Two reviewers (Q.D. and Z.X.) independently reviewed the titles and abstracts of all retrieved records for further identification according to the inclusion and exclusion criteria. Subsequently, the identified publications were screened by reviewing the full texts for final inclusion. Any discrepancies were resolved through discussion to reach a final consensus.

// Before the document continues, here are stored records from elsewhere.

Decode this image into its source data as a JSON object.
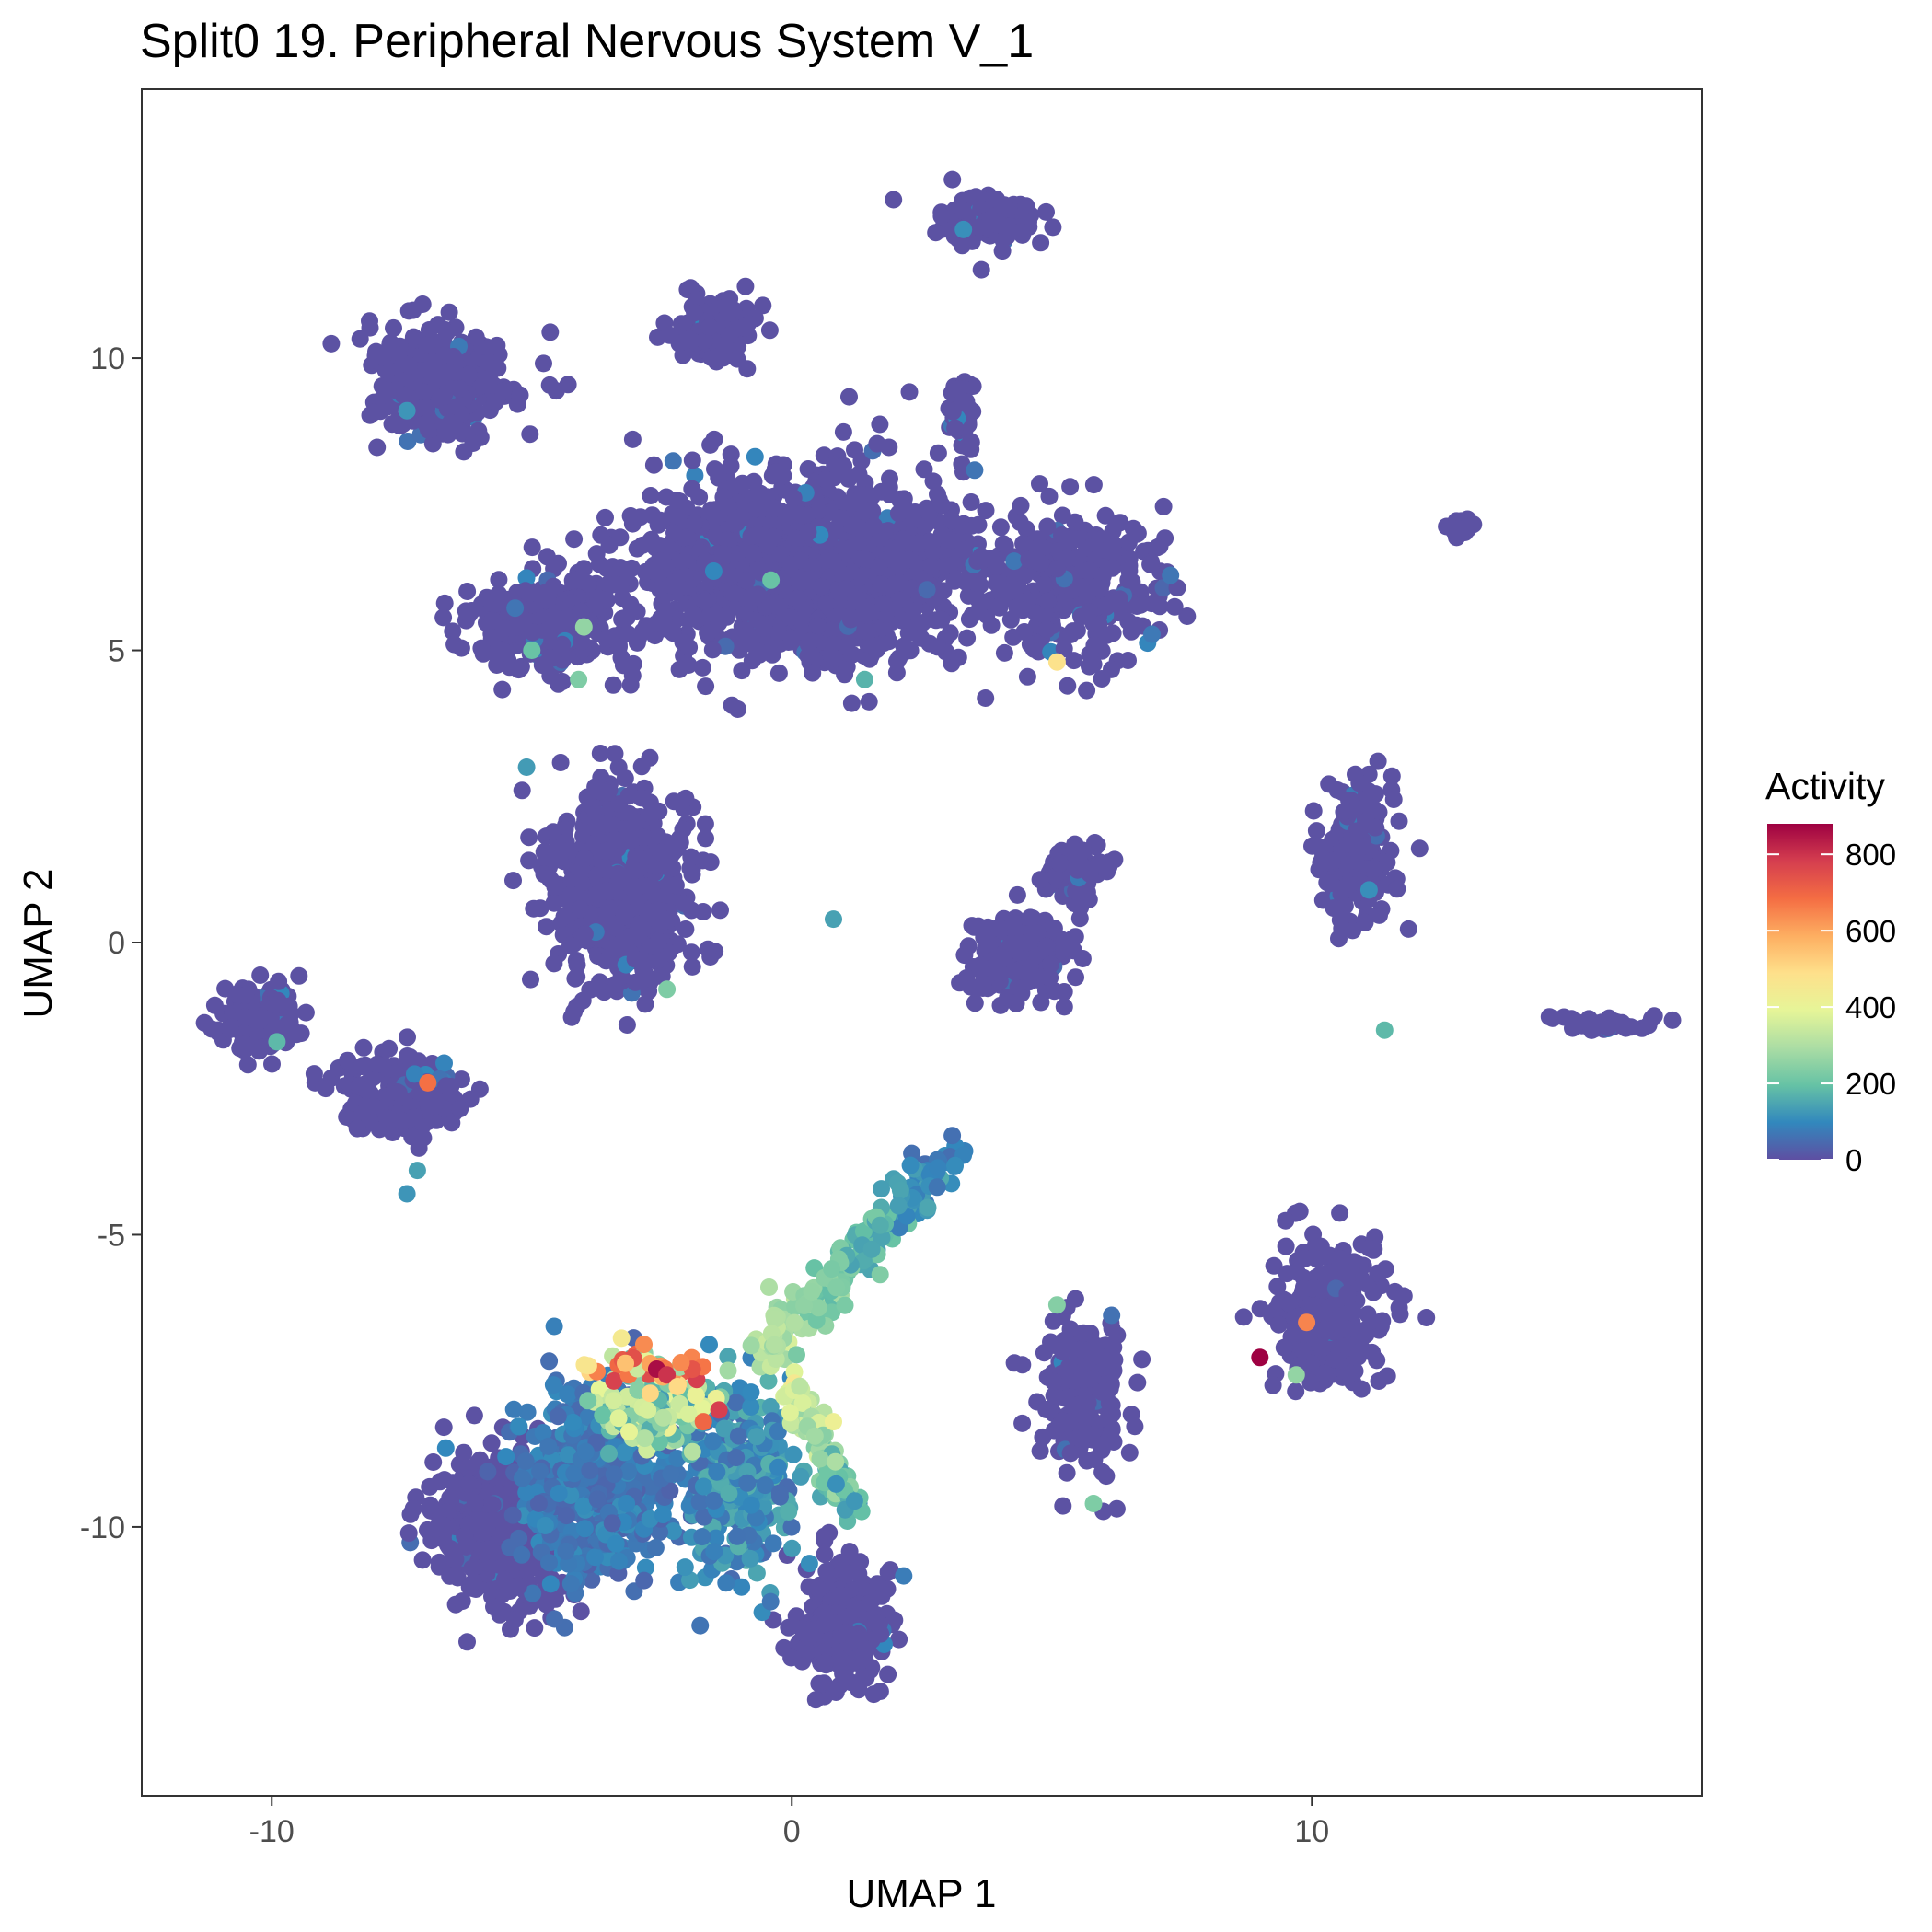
{
  "chart_data": {
    "type": "scatter",
    "title": "Split0 19. Peripheral Nervous System V_1",
    "xlabel": "UMAP 1",
    "ylabel": "UMAP 2",
    "xlim": [
      -12.5,
      17.5
    ],
    "ylim": [
      -14.6,
      14.6
    ],
    "x_ticks": [
      -10,
      0,
      10
    ],
    "x_tick_labels": [
      "-10",
      "0",
      "10"
    ],
    "y_ticks": [
      -10,
      -5,
      0,
      5,
      10
    ],
    "y_tick_labels": [
      "-10",
      "-5",
      "0",
      "5",
      "10"
    ],
    "grid": false,
    "color_scale": {
      "name": "Activity",
      "palette": "Spectral (reversed)",
      "min": 0,
      "max": 880,
      "ticks": [
        0,
        200,
        400,
        600,
        800
      ],
      "tick_labels": [
        "0",
        "200",
        "400",
        "600",
        "800"
      ],
      "colors": [
        "#5e4fa2",
        "#3288bd",
        "#66c2a5",
        "#abdda4",
        "#e6f598",
        "#fee08b",
        "#fdae61",
        "#f46d43",
        "#d53e4f",
        "#9e0142"
      ]
    },
    "legend_position": "right",
    "clusters": [
      {
        "center": [
          3.8,
          12.4
        ],
        "spread": [
          0.8,
          0.4
        ],
        "n": 150,
        "value": 5
      },
      {
        "center": [
          -1.5,
          10.5
        ],
        "spread": [
          0.7,
          0.5
        ],
        "n": 120,
        "value": 5
      },
      {
        "center": [
          -6.8,
          9.6
        ],
        "spread": [
          1.3,
          0.8
        ],
        "n": 320,
        "value": 5
      },
      {
        "center": [
          0.3,
          6.4
        ],
        "spread": [
          3.0,
          1.4
        ],
        "n": 1400,
        "value": 5
      },
      {
        "center": [
          -4.7,
          5.5
        ],
        "spread": [
          1.3,
          0.7
        ],
        "n": 320,
        "value": 5
      },
      {
        "center": [
          5.5,
          6.2
        ],
        "spread": [
          1.5,
          1.0
        ],
        "n": 350,
        "value": 5
      },
      {
        "center": [
          3.3,
          9.0
        ],
        "spread": [
          0.2,
          0.7
        ],
        "n": 60,
        "value": 5
      },
      {
        "center": [
          -3.3,
          1.0
        ],
        "spread": [
          1.2,
          1.5
        ],
        "n": 600,
        "value": 5
      },
      {
        "center": [
          4.4,
          -0.2
        ],
        "spread": [
          0.8,
          0.6
        ],
        "n": 220,
        "value": 5
      },
      {
        "center": [
          5.5,
          1.2
        ],
        "spread": [
          0.6,
          0.4
        ],
        "n": 90,
        "value": 5
      },
      {
        "center": [
          12.9,
          7.1
        ],
        "spread": [
          0.2,
          0.15
        ],
        "n": 25,
        "value": 5
      },
      {
        "center": [
          10.8,
          1.5
        ],
        "spread": [
          0.7,
          1.2
        ],
        "n": 190,
        "value": 5
      },
      {
        "center": [
          15.7,
          -1.4
        ],
        "spread": [
          0.8,
          0.12
        ],
        "n": 45,
        "value": 5
      },
      {
        "center": [
          -10.2,
          -1.3
        ],
        "spread": [
          0.7,
          0.6
        ],
        "n": 140,
        "value": 5
      },
      {
        "center": [
          -7.5,
          -2.6
        ],
        "spread": [
          1.0,
          0.6
        ],
        "n": 190,
        "value": 5
      },
      {
        "center": [
          5.6,
          -7.8
        ],
        "spread": [
          0.7,
          1.2
        ],
        "n": 220,
        "value": 5
      },
      {
        "center": [
          10.3,
          -6.3
        ],
        "spread": [
          1.0,
          1.1
        ],
        "n": 260,
        "value": 5
      },
      {
        "center": [
          -5.5,
          -10.0
        ],
        "spread": [
          1.3,
          1.2
        ],
        "n": 550,
        "value": 5
      },
      {
        "center": [
          1.0,
          -11.7
        ],
        "spread": [
          0.8,
          0.9
        ],
        "n": 250,
        "value": 5
      },
      {
        "center": [
          -3.7,
          -9.2
        ],
        "spread": [
          1.3,
          1.4
        ],
        "n": 550,
        "value": 80
      },
      {
        "center": [
          -1.0,
          -9.2
        ],
        "spread": [
          1.0,
          1.4
        ],
        "n": 300,
        "value": 120
      },
      {
        "center": [
          -2.6,
          -8.0
        ],
        "spread": [
          0.9,
          0.5
        ],
        "n": 160,
        "value": 300
      },
      {
        "center": [
          -2.7,
          -7.3
        ],
        "spread": [
          0.9,
          0.25
        ],
        "n": 50,
        "value": 560
      }
    ],
    "highlighted_points": [
      {
        "x": -2.6,
        "y": -7.3,
        "value": 860
      },
      {
        "x": -2.4,
        "y": -7.4,
        "value": 800
      },
      {
        "x": -1.4,
        "y": -8.0,
        "value": 780
      },
      {
        "x": -1.7,
        "y": -8.2,
        "value": 700
      },
      {
        "x": -7.0,
        "y": -2.4,
        "value": 680
      },
      {
        "x": 9.0,
        "y": -7.1,
        "value": 880
      },
      {
        "x": 9.9,
        "y": -6.5,
        "value": 650
      },
      {
        "x": 5.1,
        "y": 4.8,
        "value": 480
      },
      {
        "x": 0.8,
        "y": -8.2,
        "value": 420
      },
      {
        "x": -3.2,
        "y": -7.2,
        "value": 550
      },
      {
        "x": -2.2,
        "y": -7.6,
        "value": 500
      },
      {
        "x": -4.0,
        "y": 5.4,
        "value": 260
      },
      {
        "x": -4.1,
        "y": 4.5,
        "value": 230
      },
      {
        "x": -5.0,
        "y": 5.0,
        "value": 200
      },
      {
        "x": -0.4,
        "y": 6.2,
        "value": 200
      },
      {
        "x": 1.4,
        "y": 4.5,
        "value": 170
      },
      {
        "x": -2.4,
        "y": -0.8,
        "value": 230
      },
      {
        "x": 11.4,
        "y": -1.5,
        "value": 180
      },
      {
        "x": 9.7,
        "y": -7.4,
        "value": 260
      },
      {
        "x": 5.8,
        "y": -9.6,
        "value": 230
      },
      {
        "x": 5.1,
        "y": -6.2,
        "value": 240
      },
      {
        "x": -9.9,
        "y": -1.7,
        "value": 180
      },
      {
        "x": -7.2,
        "y": -3.9,
        "value": 140
      },
      {
        "x": -7.4,
        "y": -4.3,
        "value": 120
      },
      {
        "x": 3.3,
        "y": 12.2,
        "value": 110
      },
      {
        "x": -5.1,
        "y": 3.0,
        "value": 130
      },
      {
        "x": 0.8,
        "y": 0.4,
        "value": 140
      },
      {
        "x": -7.4,
        "y": 9.1,
        "value": 120
      },
      {
        "x": 11.1,
        "y": 0.9,
        "value": 110
      }
    ]
  }
}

We applied rigorous inclusion and exclusion criteria to evaluate the integration of DL into clinical breast cancer diagnosis using the US. We included studies that focused on: (1) evaluating DL algorithms for breast cancer diagnosis using US; (2) assessing the test accuracy of DL algorithms for breast lesion diagnosis using US; and (3) utilizing histologically confirmed and/or follow-up reference standards. We excluded studies that: (1) did not compare the diagnostic performance of DL algorithms to that of human readers; (2) lacked external validation; (3) did not employ DL algorithms (e.g., utilizing traditional AI without binary classification or final decision); (4) solely focused on detecting specific cancer subtypes (e.g., ductal or lobular carcinoma) rather than overall diagnostic accuracy; (5) did not report diagnostic metrics beyond the receiver operating characteristic area under the curve (AUC); (6) involved participants under the age of 18; (7) included participants with implants, lactation, prior known breast cancer, or prior breast treatments such as surgery, radiation therapy, and chemotherapy; (8) enrolled male patients.

Data extraction

Study characteristics and test accuracy outcomes were independently extracted by two reviewers (Q.D. and Z.X.) from all included studies. Any disagreements were resolved by discussion. Extracted study characteristics included study design, population, US device vendors, dataset characteristics (training/validation/testing set), descriptions of the DL algorithms, descriptions of the human readers, reference standards, and any other pertinent information. Test performance characteristics included accuracy, AUC, sensitivity, and specificity.

Quality assessment

Two reviewers (Q.D. and Z.X.) independently assessed the quality of the selected studies using Quality for Assessment of Diagnostic Studies-2 (QUADAS-2) and QUADAS-C tools tailored to our review questions based on a breast US test pathway applicable to clinical settings (Supplementary Table 5). For risk of bias, patient selection, index tests, reference standards, flow, and timing were assessed, respectively. For applicability concerns, patient selection, index test, and reference standards were assessed. Any disagreements were resolved by discussion.

Reporting summary

Further information on research design is available in the Nature Research Reporting Summary linked to this article.